Apache Hadoop Framework forms the kernel of an operating system for big data permitting users to share resources, managing permissions and allocations.

Map Reduce Layer :

The Task Tracker on each node spawns off a separate Java Virtual Machine process to prevent the Task Tracker itself from failing if the running job crashes the JVM.
The Job Tracker pushes work out to available Task Tracker nodes in the cluster, striving to keep the work as close to the data as possible.
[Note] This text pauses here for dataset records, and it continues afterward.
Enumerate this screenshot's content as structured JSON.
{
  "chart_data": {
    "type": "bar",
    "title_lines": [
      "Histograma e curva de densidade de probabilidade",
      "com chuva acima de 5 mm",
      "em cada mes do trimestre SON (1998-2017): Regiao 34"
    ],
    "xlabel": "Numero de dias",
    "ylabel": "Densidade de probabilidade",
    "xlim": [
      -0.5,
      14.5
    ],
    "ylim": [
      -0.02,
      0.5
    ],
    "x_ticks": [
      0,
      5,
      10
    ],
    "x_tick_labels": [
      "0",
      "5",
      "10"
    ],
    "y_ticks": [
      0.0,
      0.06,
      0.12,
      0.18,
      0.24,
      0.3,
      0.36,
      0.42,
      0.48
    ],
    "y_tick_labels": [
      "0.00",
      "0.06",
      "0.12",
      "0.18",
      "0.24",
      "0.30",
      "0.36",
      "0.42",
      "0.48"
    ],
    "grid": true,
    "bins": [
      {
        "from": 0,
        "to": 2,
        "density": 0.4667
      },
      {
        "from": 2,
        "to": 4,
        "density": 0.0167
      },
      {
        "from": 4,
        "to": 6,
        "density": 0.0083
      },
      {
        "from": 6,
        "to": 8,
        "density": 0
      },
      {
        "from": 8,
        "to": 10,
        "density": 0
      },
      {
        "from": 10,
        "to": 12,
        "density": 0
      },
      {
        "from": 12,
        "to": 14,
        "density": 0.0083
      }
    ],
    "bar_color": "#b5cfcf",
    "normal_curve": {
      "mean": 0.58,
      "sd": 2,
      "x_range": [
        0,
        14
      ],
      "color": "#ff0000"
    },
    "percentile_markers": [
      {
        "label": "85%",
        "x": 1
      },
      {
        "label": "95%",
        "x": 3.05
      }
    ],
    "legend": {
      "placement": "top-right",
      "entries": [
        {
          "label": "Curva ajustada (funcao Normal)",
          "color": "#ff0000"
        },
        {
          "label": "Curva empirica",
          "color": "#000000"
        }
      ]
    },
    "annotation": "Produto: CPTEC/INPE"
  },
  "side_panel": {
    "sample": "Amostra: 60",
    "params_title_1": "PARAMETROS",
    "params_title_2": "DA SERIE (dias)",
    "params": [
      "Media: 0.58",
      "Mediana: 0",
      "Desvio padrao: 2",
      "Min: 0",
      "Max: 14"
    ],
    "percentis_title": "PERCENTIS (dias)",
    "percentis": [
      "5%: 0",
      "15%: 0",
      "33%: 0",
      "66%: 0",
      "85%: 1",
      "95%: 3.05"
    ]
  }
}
Crux of MapReduce Architecture:

Maps are the individual tasks that transform input records into intermediate records. The transformed intermediate records do not need to be of the same type as the input records. A given input pair may map to zero or many output pairs.
Reducer reduces a set of intermediate values which share a key to a smaller set of values.

HDFS Layer :

Namenode is the single point for storage and management of metadata, this can be a bottleneck for supporting a huge number of files, especially a large number of small files.
Data Node talk to each other to rebalance data, to move copies around, and to keep the replication of data high.

Hadoop Architecture

2013-02-26T10:39:00.001-08:00

Hadoop is a software framework for easily writing applications which process vast amounts of data (multi-terabyte data-sets) in-parallel on large clusters (thousands of nodes) in a reliable, fault-tolerant manner.
Hadoop Distributes a task or piece of job across a Cluster of Machines, which access a shared file system hosted by a SAN.

Introduction to Big Data

2013-02-26T10:36:00.001-08:00

The total volume of data stored electronically, as on 2012, 2.7 zettabytes as per Forbes.com

(A zettabyte is 10^21 bytes, or equivalently one thousand Exabyte, one million petabytes, or one billion terabytes).

Statistical Facts on Big Data :

$300 Billion Potential annual value to US health care.
$250 billion Potential value to Europe's Public sector administration.
$600 Billion Potential annual consumer surplus from using personal location data globally.
140,000-190,000 - More deep analytical talent positions open for data savvy managers in USA during 2011.